• May 11, 2015
  • Iraq Solidarity News (Al-Thawra)
  • No comments
Weeping uncontrollably, an ­overcome father tightly cuddles the little daughter he thought he would never see again. Shaking with emotion as two-year-old Rida’s tearful mum Durrah looks on, 29-year-old Aban sobs: 

“I’ve been desperate to hold my little angel in my arms. “I thought I had lost her for ever.” It is a reunion her parents believed would never happen after they were separated from their daughter when their refugee boat was torn apart by waves off the coast of Greece last month. 

Covered in seaweed and screaming for her mum, Rida was found alone in the sinking wreckage by the Greek navy and taken to a child rescue centre to recover. Staff believed the youngster had been separated from her family as they fled Islamic State butchers hell bent on wiping out their Turkmen tribe in their Iraq homeland. 

At first it was feared Rida would never see her mum and dad again – until Durrah, 25, was finally traced. Now the full dramatic story of how this family was torn apart fleeing a world of jihadi bloodshed can be told. 

Aban tells how he and his wife and daughter were within sight of a life free of car bombings, kidnappings and executions at the hands of IS butchers aboard a ramshackle boat after crossing several countries to make their escape. 

But as they approached the Greek coast their craft, packed with other refugees, was hit by 12 foot waves flinging almost everyone into the sea. Aban and Durrah, distraught at losing Rida, were rescued – but then thrown in a detention centre accused of being child traffickers. 

Snatching children is a plague that has emerged as gangs try to cash in on the mayhem of the Middle East exodus, homing in on little ones split from their parents during the perilous crossings. Weeks earlier, the family had decided to flee northern Iraq’s Tal Afar after IS fighters closed in on their Turkman community. 

Their tribe is being persecuted by Sunni extremists from IS who have wiped out thousands. Parking attendant Aban’s home was destroyed in a blast and he was left living in a makeshift tent. He knew that their only hope of survival was to pack what possessions they could and make the 50-mile journey across the desert on foot to the city of Mosul. 
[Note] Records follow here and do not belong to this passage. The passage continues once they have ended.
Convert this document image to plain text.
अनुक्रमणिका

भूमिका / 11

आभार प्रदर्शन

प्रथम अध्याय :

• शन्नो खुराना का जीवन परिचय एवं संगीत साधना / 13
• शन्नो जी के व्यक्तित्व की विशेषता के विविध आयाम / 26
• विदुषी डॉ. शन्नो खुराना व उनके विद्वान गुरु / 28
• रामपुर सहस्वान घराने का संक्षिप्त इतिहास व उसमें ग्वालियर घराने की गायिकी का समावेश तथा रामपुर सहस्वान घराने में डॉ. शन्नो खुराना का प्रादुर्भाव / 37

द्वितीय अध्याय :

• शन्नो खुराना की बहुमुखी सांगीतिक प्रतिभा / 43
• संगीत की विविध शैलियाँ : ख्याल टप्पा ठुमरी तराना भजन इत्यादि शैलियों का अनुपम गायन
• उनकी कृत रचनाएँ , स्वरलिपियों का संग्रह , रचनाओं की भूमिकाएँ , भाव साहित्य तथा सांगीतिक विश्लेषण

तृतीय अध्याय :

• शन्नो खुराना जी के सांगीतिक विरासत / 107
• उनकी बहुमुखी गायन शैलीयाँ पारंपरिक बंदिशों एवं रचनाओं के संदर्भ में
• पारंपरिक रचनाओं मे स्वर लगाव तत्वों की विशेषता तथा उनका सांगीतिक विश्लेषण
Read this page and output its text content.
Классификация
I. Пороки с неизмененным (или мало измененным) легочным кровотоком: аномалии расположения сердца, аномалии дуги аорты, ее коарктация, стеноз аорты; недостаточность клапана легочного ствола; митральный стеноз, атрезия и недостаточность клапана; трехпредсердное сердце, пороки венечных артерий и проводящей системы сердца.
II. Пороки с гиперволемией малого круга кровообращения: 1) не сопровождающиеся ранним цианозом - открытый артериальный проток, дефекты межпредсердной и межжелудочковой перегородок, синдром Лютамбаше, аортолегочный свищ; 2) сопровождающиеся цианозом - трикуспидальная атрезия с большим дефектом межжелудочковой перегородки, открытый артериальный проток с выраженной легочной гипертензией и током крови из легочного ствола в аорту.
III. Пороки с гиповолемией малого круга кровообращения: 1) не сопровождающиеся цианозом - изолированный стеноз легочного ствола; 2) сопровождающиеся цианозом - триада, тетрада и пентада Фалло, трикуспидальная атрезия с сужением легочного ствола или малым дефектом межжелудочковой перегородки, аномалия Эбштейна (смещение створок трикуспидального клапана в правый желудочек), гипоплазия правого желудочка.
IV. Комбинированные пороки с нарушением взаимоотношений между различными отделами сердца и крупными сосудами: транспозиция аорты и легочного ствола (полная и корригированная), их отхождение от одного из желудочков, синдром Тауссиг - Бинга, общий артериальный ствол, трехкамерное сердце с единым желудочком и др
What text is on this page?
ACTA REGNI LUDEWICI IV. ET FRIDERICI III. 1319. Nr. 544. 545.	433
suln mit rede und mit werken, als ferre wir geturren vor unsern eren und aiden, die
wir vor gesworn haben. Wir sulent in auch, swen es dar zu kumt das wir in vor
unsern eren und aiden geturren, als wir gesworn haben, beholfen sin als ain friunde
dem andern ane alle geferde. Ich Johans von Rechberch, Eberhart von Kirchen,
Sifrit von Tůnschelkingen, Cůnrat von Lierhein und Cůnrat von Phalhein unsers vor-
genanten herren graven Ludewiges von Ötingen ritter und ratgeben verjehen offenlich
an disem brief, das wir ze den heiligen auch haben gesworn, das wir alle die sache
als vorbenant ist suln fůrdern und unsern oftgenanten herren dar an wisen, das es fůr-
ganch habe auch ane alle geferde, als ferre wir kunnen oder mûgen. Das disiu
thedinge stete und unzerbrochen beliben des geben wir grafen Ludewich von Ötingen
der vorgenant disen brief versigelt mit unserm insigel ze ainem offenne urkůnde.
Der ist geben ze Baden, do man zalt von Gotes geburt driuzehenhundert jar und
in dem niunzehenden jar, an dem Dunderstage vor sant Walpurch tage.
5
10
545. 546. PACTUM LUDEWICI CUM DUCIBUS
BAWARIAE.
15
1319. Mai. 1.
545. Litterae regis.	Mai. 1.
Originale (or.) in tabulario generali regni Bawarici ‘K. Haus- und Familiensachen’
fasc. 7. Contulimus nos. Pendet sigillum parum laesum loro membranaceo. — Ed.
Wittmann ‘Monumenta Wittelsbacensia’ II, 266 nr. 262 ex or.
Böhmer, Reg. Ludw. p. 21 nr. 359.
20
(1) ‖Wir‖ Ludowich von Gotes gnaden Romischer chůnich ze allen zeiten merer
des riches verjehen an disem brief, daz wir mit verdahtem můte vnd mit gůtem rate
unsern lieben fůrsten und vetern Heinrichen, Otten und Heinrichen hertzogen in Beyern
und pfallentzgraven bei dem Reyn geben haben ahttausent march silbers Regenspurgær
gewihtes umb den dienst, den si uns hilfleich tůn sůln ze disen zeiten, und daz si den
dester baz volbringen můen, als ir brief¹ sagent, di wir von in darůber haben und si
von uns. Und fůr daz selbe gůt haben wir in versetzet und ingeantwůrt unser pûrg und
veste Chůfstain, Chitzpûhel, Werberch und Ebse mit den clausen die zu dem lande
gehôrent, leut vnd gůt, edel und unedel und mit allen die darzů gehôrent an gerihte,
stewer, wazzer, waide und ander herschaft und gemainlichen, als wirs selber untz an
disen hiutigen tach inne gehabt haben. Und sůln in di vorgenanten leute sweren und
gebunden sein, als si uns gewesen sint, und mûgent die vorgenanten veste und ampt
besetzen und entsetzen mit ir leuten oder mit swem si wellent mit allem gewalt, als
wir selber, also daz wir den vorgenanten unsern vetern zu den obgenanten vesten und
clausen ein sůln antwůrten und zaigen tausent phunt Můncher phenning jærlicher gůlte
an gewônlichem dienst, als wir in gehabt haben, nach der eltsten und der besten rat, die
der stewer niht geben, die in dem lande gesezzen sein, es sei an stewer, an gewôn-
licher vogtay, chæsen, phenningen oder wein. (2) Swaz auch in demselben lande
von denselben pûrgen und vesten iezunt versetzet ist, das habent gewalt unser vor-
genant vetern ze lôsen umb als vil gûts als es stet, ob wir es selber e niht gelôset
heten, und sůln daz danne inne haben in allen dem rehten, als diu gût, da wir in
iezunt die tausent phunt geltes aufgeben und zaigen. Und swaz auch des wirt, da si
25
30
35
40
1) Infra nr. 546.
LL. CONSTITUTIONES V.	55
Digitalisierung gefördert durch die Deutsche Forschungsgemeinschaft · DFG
They managed to buy a flight to Istanbul from where Aban hoped they could reach Italy. But he was duped into shelling out 10,000 euros to smugglers in the city’s main cargo port who promised the final 1,100-mile leg of his mammoth journey across the Mediterranean would be smooth. 

Standing on the top deck of the wooden vessel, clutching Rida in his arms as huge waves began to crash into the stern, he realised the ­enormous danger his family was in. Surrounded by 48 other migrants who shared the same desperate hope, the tiny wooden boat was soon smashed to pieces. 

Aban says: “I had been trying to escape terrorists at home, but we were now facing death. “I could see 12ft high waves and I knew right then I’d made a mistake to put my family into that mess. I was scared for my life and for the life of my family. I thought we may die. 

"The boat was thrown about and was completely crushed. “I tried to hang on. I was desperate to cling on but I lost contact with my daughter. I didn’t know if she was alive or dead.” But little Rida was lucky. 

She was taken to the Arsis child rescue centre in the port city of ­Alexandroupolis where social workers desperately tried to trace her parents. Hope emerged when staff found her Iraqi ID card. Meanwhile, after a ­misunderstanding, her parents had been arrested and accused of trafficking their own daughter into mainland Europe. 

From his prison cell, Aban paid more than 3,000 euros on legal costs as a public prosecutor sought to put Rida in care. Aban says: “I could not believe it. “I had the ID cards but the authorities never listened to me. I had the wrong ­interpreter. I said my daughter was a gift from God – but they thought I was taking her as a gift for someone else. 

“My wife was asked questions she didn’t understand and answered incorrectly. And then we were being accused of ­smuggling our own child.” The misunderstanding was only sorted out after the couple provided the public prosecutor with pictures of their daughter growing up from a mobile phone. 

Rida is one of only a handful of ­children to be reunited with her grateful parents at the Arsis centre in Alexandroupolis. There are around a dozen children from Syria, Iraq, Sudan and Afghanistan who are living at the shelter. All of them have been torn apart from their families. 

Social worker Ermioni Stamati, co-ordinator of the shelter, said the centre’s workload was increasing steadily. She added: “Stories like Aban and his family are becoming increasingly common as people try to reach Europe.”